The last time a government shutdown happened was in 1995. It was a different era technologically back then. Laptops were clunky, barely-mobile devices. No Wi-Fi. No smartphones. No WikiLeaks.
If you need any indication of how rapidly the world of technology has changed, look no further than the nation’s chief executive during the mid-’90s shutdowns.
“I sent a grand total of two emails as president,” Bill Clinton said at a recent tech conference, adding that when he took office, there were only about 50 sites on the Internet. And, BlackBerries? Forget about it.
But, now that the threat of a government shutdown is rearing its head once again — when all but “essential personnel” will be sent home on furlough — federal agencies might have to rethink what employees will be deemed essential, with a closer look at cybersecurity and IT personnel.
“In 1995, the government wasn’t really doing anything about security, with the exception of three-letter agencies and the military,” Jeffrey Wheatman, a Gartner research group security and privacy analyst, told Nextgov.
Not so, today.
So, what should the government should be doing now? Nextgov reports that former federal executives knowledgeable of government policy said agencies should find out which systems will need daily surveillance and “strategic defense” and match up the proper personnel to carry out those tasks.
Meanwhile, as for those government employees stuck at home, Nextgov reports agencies might take such measures as shutting down web-based email and powering off BlackBerries to keep nonemergency employers from working.
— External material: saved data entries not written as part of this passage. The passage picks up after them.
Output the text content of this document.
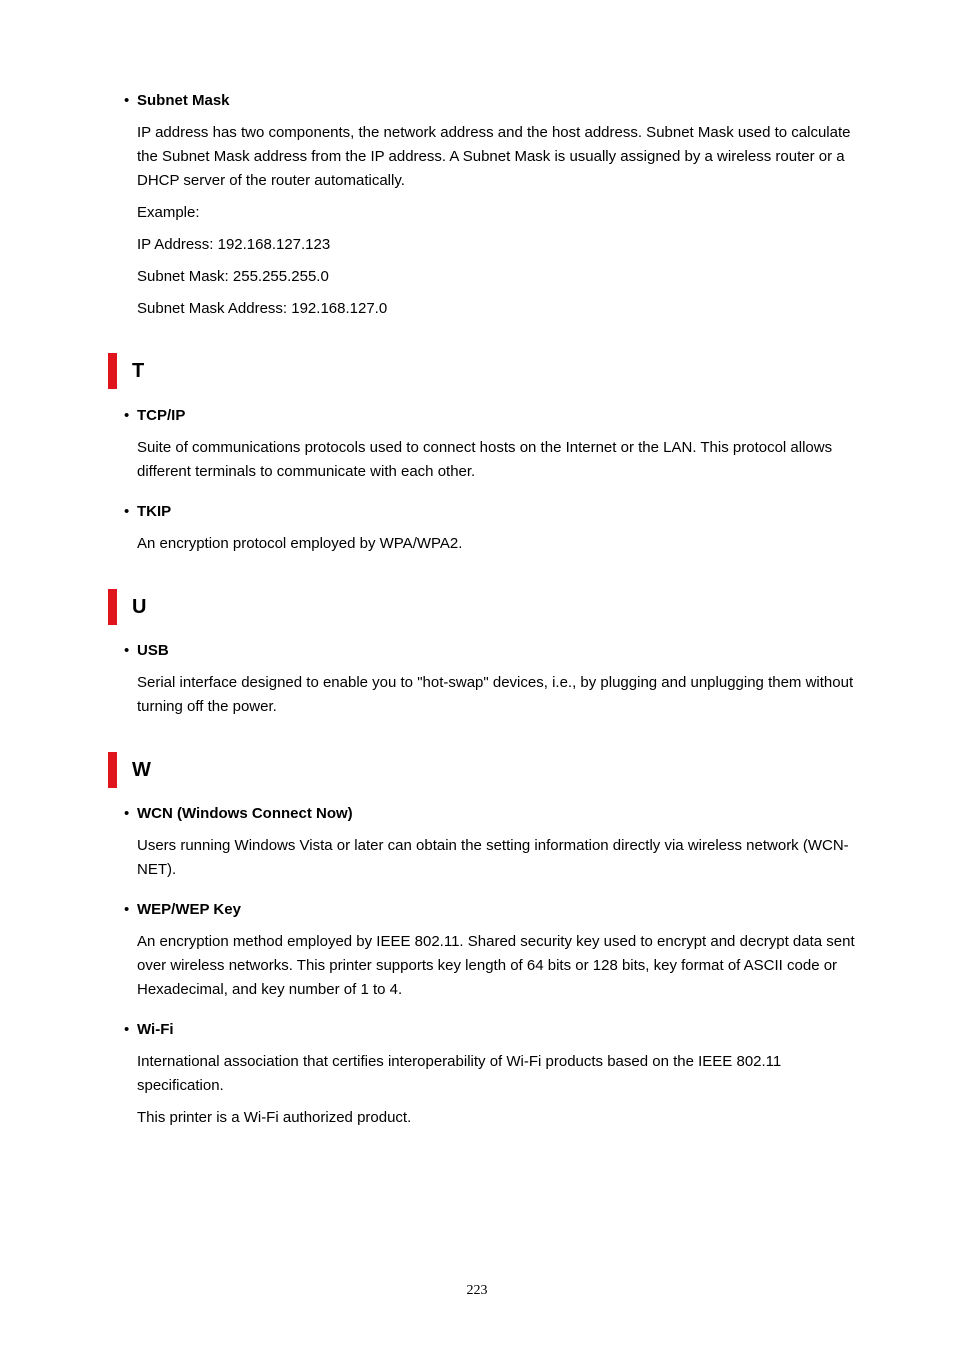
• Subnet Mask
IP address has two components, the network address and the host address. Subnet Mask used to calculate the Subnet Mask address from the IP address. A Subnet Mask is usually assigned by a wireless router or a DHCP server of the router automatically.
Example:
IP Address: 192.168.127.123
Subnet Mask: 255.255.255.0
Subnet Mask Address: 192.168.127.0
T
• TCP/IP
Suite of communications protocols used to connect hosts on the Internet or the LAN. This protocol allows different terminals to communicate with each other.
• TKIP
An encryption protocol employed by WPA/WPA2.
U
• USB
Serial interface designed to enable you to "hot-swap" devices, i.e., by plugging and unplugging them without turning off the power.
W
• WCN (Windows Connect Now)
Users running Windows Vista or later can obtain the setting information directly via wireless network (WCN-NET).
• WEP/WEP Key
An encryption method employed by IEEE 802.11. Shared security key used to encrypt and decrypt data sent over wireless networks. This printer supports key length of 64 bits or 128 bits, key format of ASCII code or Hexadecimal, and key number of 1 to 4.
• Wi-Fi
International association that certifies interoperability of Wi-Fi products based on the IEEE 802.11 specification.
This printer is a Wi-Fi authorized product.
223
The Antideficiency Act means agencies cannot accept nonessential “voluntary labor” from federal employees during a shutdown, Nextgov reports. Voluntary, because, at least for the length of the shutdown, workers will not be paid.
But, absent a governmentwide policy, it’s likely the regulations will be implemented in a scatter-shot fashion.
However, the potential penalties could be steep for rule-breakers. Federal officials or employees who break them face a $5,000 fine or up to two years prison, Nextgov reports.